Even more curious were the bewildered words of the young man himself:
“Mom, I never called that man claiming to be the Messiah a fraud. I didn’t even know he existed. I still don’t understand why this happened to me.”
“When the Messiah’s charitable organization came to you, you not only refused to donate but behaved indifferently,” his mother replied, frowning.
“So what? Not giving money to his charity means I called him a fraud?”
“Yes, that is what it means. You must have thought he and his organization were fraudulent. That is why this happened. Be grateful God only struck your left side.”
From the conversation between mother and son, Mark understood that they too could not find a reasonable explanation for the uncontrollable movements of the young man’s left arm. He also recognized that the elderly mother, with Azrael hovering ever closer in her imagination and death constantly in her thoughts, was more inclined to believe in metaphysical causes. Thus, she interpreted her son’s strange condition as divine punishment.
Mark learned the address where the woman and her son lived. From the name on the door, he discovered that the young man’s name was Simone Enke. He watched them for a while from a café across the street. He witnessed the young man’s left arm move uncontrollably on numerous occasions. Mark was certain there was nothing artificial about it—but he still could not determine the cause.

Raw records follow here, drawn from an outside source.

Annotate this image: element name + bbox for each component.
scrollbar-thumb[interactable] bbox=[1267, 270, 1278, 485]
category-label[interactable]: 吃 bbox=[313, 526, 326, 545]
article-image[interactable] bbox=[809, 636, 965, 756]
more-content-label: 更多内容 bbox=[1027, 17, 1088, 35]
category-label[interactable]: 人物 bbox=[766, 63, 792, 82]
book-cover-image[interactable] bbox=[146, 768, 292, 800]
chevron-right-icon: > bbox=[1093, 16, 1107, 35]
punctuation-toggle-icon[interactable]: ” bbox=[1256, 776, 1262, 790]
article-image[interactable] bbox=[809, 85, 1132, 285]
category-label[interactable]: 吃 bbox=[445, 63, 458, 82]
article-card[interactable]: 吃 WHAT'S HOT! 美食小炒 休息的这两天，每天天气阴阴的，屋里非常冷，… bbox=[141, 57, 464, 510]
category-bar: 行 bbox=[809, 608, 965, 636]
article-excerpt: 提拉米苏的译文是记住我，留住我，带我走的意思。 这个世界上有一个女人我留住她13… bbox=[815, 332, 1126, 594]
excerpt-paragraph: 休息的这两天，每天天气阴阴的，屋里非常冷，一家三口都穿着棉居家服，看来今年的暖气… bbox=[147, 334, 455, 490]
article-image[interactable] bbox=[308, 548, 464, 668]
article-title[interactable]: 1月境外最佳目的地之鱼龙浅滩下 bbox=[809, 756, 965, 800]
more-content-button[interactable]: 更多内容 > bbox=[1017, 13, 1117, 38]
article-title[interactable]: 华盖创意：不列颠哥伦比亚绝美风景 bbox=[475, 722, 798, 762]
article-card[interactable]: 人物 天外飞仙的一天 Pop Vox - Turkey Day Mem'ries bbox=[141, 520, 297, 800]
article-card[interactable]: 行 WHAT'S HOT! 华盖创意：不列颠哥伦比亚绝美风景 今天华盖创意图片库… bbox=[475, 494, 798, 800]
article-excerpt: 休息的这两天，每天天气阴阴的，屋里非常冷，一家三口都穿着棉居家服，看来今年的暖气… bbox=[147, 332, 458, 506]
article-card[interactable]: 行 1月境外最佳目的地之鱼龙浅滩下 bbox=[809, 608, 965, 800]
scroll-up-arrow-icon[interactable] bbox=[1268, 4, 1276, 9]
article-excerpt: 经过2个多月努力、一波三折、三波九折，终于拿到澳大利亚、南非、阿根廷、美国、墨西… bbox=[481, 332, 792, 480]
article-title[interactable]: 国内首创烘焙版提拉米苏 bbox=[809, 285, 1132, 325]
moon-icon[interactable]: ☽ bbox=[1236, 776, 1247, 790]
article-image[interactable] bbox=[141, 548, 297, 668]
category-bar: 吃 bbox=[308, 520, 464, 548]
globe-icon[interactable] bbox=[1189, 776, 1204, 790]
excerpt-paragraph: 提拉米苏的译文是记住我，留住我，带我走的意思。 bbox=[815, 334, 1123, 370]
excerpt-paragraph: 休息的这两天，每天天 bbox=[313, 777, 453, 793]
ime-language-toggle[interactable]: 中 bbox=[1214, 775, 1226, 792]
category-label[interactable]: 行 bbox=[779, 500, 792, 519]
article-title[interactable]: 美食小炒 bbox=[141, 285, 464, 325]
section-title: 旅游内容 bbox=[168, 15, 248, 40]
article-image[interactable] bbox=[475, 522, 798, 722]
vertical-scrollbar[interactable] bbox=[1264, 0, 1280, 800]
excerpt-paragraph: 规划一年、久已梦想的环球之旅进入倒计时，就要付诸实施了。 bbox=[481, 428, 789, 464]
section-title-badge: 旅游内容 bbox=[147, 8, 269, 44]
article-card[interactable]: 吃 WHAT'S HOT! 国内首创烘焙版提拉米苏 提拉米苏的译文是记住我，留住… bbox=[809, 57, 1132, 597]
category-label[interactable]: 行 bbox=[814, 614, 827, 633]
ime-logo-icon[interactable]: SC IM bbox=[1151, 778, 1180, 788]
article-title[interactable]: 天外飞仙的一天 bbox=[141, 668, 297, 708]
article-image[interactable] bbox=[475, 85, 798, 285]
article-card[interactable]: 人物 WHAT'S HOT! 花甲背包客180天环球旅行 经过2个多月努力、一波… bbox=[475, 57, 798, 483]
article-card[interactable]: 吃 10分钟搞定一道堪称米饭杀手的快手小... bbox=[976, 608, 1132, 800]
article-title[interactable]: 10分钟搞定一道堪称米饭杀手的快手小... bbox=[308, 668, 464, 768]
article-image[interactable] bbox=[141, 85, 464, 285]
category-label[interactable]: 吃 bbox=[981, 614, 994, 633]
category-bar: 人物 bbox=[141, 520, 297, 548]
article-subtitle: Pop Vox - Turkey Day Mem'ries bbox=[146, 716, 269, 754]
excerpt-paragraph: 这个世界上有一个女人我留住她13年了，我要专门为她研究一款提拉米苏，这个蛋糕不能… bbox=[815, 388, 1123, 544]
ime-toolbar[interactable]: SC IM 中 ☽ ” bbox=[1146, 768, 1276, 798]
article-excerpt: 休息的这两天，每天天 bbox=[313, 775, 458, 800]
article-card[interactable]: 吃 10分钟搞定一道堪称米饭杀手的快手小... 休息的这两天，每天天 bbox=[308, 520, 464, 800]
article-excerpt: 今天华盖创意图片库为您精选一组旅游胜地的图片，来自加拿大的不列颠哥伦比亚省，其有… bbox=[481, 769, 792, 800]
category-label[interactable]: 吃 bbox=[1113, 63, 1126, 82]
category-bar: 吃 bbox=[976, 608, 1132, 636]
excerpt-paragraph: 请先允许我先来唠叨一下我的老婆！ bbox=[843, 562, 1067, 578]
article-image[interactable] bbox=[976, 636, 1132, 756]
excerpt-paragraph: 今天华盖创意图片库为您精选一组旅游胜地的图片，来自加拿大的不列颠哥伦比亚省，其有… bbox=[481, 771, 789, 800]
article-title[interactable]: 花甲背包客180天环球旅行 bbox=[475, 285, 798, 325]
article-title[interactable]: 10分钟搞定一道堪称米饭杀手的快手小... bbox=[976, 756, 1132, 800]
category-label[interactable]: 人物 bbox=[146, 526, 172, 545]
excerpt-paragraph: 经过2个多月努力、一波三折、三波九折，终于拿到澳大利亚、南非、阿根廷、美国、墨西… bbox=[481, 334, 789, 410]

He could accept that the young man had contracted an unknown illness. But he could not attribute its timing to coincidence, as the mother claimed—namely, that Simone had fallen ill because he refused to donate to Madman’s charity. According to her, the illness had come exactly as foretold in the assistant’s curse: “In the name of the Holy Messiah, may God curse your left side.”
Muttering to himself that there had to be some explanation for all this, Mark left the area and set off to meet Süleyman.